Now, let’s try a Random Forest classifier. As we cannot model with multiple outcome variables, so we will select Preg.ended...37.wk as our outcome of interest. This variable is a factor variable which denotes if a women gave birth prematurely (1=yes, 0=no).

  1. Remove the other five possible outcome variables measures from the dataset, i.e.: GA.at.outcome, Birthweight, Apgar1, Apgar5 andAny.SAE.. You will need to take out one more variable from the dataset before modelling, figure out which one and remove it.

  2. The R-package we are using to make a RF classifier requires the outcome variable to be categorical. As Preg.ended...37.wk is encoded as numeric (0 and 1), you will have to change these to categories.

  3. Split your dataset into train and test set, you should have 70% of the data in the training set and 30% in the test set. How you chose to split is up to you, BUT afterwards you should ensure that for the categorical/factor variables all levels are represented in both sets.

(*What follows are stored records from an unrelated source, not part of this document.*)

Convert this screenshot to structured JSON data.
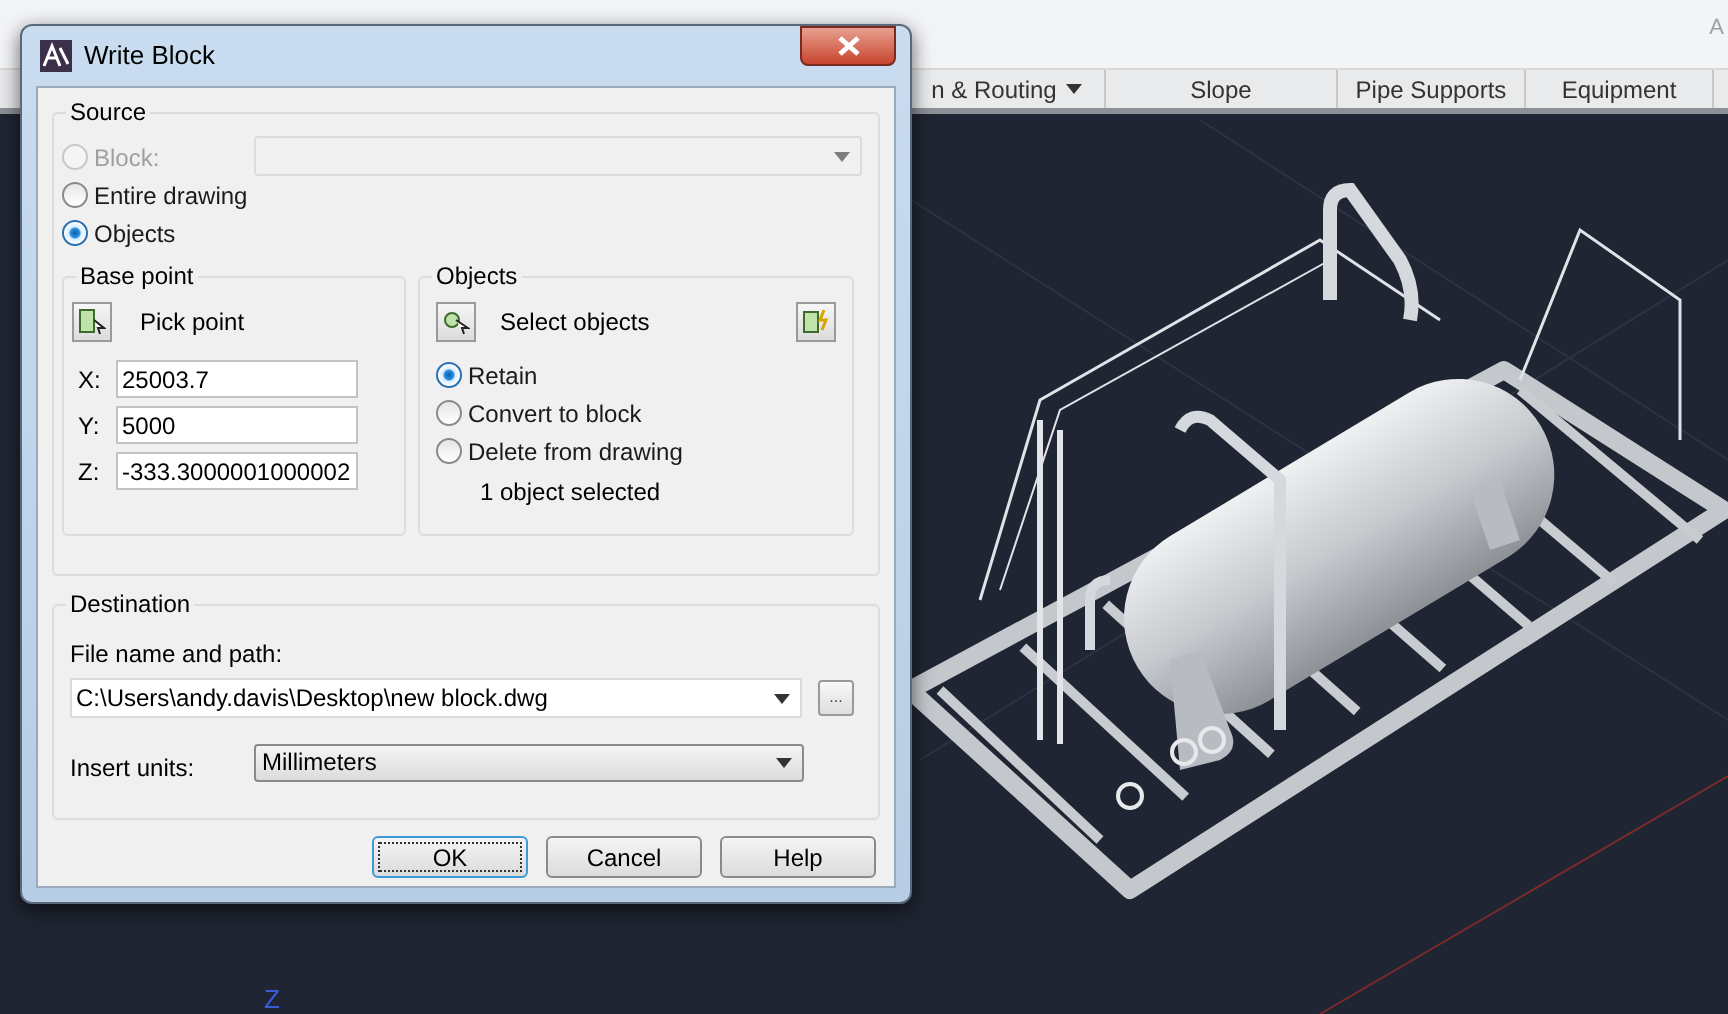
{
  "ribbon": {
    "panels": [
      {
        "label": "n & Routing",
        "dropdown": true
      },
      {
        "label": "Slope",
        "dropdown": false
      },
      {
        "label": "Pipe Supports",
        "dropdown": false
      },
      {
        "label": "Equipment",
        "dropdown": false
      }
    ],
    "cut_label": "A"
  },
  "viewport": {
    "axis_label": "Z"
  },
  "dialog": {
    "title": "Write Block",
    "source": {
      "title": "Source",
      "options": [
        {
          "label": "Block:",
          "selected": false,
          "disabled": true
        },
        {
          "label": "Entire drawing",
          "selected": false,
          "disabled": false
        },
        {
          "label": "Objects",
          "selected": true,
          "disabled": false
        }
      ],
      "block_combo": {
        "disabled": true
      }
    },
    "base_point": {
      "title": "Base point",
      "pick_button": "Pick point",
      "fields": [
        {
          "label": "X:",
          "value": "25003.7"
        },
        {
          "label": "Y:",
          "value": "5000"
        },
        {
          "label": "Z:",
          "value": "-333.3000001000002"
        }
      ]
    },
    "objects": {
      "title": "Objects",
      "select_button": "Select objects",
      "options": [
        {
          "label": "Retain",
          "selected": true
        },
        {
          "label": "Convert to block",
          "selected": false
        },
        {
          "label": "Delete from drawing",
          "selected": false
        }
      ],
      "status": "1 object selected"
    },
    "destination": {
      "title": "Destination",
      "file_label": "File name and path:",
      "file_value": "C:\\Users\\andy.davis\\Desktop\\new block.dwg",
      "browse_button": "...",
      "units_label": "Insert units:",
      "units_value": "Millimeters"
    },
    "buttons": [
      {
        "label": "OK",
        "default": true
      },
      {
        "label": "Cancel",
        "default": false
      },
      {
        "label": "Help",
        "default": false
      }
    ]
  }
}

  4. Set up a Random Forest model with cross-validation. See pseudo-code below. Remember to set a seed.

First the cross-validation parameters:

set.seed(123)

# Set up cross-validation: 5-fold CV
RFcv <- trainControl(
  method = "cv",
  number = 5,
  classProbs = TRUE,
  summaryFunction = twoClassSummary,
  savePredictions = "final"
)

Next we train the model:

# Train Random Forest
set.seed(123)
rf_model <- train(
  Outcome ~ .,
  data = Trainingdata,
  method = "rf",
  trControl = RFcv,
  metric = "ROC",
  tuneLength = 5           
)


# Model summary
print(rf_model)
  1. Plot your model fit. How does your model improve when you add 10, 20, 30, etc. predictors?
# Best parameters
rf_model$bestTune

# Plot performance
plot(rf_model)
  1. Use your test set to evaluate your model performance. How does the Random Forest compare to the Elastic Net regression?

  2. Extract the predictive variables with the greatest importance from your fit.

  3. Make a logistic regression using the same dataset (you already have your train data, test data, y_train and y_test). How do the results of Elastic Net regression and Random Forest compare to the output of your glm.